Story: a mother’s choice

A macro photo of a piece of dragonfly wing against a green background. The wing is transparent with black veins.
Photo by Timothy Dykes on Unsplash

Prompt: Two identical infants lay in the cradle. “One you bore, the other is a Changeling. Choose wisely,” the Fae’s voice echoed from the shadows. “I’m taking both my children,” the mother said defiantly.

I watched the children for a moment. One was looking up, not seeing much, but content with the colours and light that swirled around them. The other was looking around, fascinated by the world. Eyes too bright, too knowing, too wise. And yet. They were John’s eyes. John who would sometimes give a look that was wise beyond his years. Eyes the warm brown of fresh baked bread on a misty autumn morning. Sparkling with mirth and mischief and joy.

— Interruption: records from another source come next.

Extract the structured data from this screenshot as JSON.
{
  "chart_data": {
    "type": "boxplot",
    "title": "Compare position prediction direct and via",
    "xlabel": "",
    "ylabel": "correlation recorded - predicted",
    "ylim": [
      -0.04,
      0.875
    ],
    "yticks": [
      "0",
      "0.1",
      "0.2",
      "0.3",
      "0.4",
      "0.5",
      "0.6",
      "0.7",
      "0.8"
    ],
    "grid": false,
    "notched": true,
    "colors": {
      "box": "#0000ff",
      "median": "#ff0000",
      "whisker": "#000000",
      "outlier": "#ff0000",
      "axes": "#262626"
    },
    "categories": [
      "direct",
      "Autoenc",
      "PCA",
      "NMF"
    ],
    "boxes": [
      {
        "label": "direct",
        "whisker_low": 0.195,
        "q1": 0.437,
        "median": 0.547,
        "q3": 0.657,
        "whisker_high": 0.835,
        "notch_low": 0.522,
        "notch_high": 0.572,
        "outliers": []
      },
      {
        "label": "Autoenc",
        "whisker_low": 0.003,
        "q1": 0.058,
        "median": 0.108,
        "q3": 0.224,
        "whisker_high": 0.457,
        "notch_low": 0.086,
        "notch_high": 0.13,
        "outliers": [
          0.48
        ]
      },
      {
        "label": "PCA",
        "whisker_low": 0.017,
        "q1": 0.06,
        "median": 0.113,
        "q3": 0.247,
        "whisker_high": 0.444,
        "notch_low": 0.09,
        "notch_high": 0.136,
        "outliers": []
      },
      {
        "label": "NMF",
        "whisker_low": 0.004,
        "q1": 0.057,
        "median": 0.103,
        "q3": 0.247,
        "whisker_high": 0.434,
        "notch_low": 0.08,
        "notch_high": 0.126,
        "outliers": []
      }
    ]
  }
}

What was the right choice? The human world was a cruel and heartless place sometimes, I knew. I stayed my hand from where it wished to reach to the necklace I now wore. The wedding ring on it bent and twisted. No use giving the fairy watching me more to work with. Perhaps for a child being raised in the wondrous world of the fey would be kinder. I looked towards the creature that had taken my child. The grin it wore at seeing my apparent indecision was not kind. No, no-one deserved to abandoned here.

It would be difficult, raising a fairy child, but I could learn. Besides, Mother would know what to do. I’m pretty sure my brother used to be a hellspawn and she raised him right. A fairy would be easy in comparison.

I could love them both. And, if I was honest with myself, I did love them both. After all, they were all I had left of my John.

Just seeing John’s bright smile not once, but twice a day would be worth it. To see his brown eyes take in the world anew, filled with wonder. Yes, the choice was not the difficult part, that would no doubt come later. But with love we would get through anything, could endure anything.

So with a mother’s love wrapped around me like a cloak I walked towards the cribs and picked up the little bundles wrapped in soft leaves. I looked towards the creature still grinning at me with malice on contempt. I pulled on my mother’s defiance, on my aunt’s way to command room, on my sister’s strength, and lastly on John’s love and wisdom. I drew that all in and raised up myself and my voice. “I will take both my children.”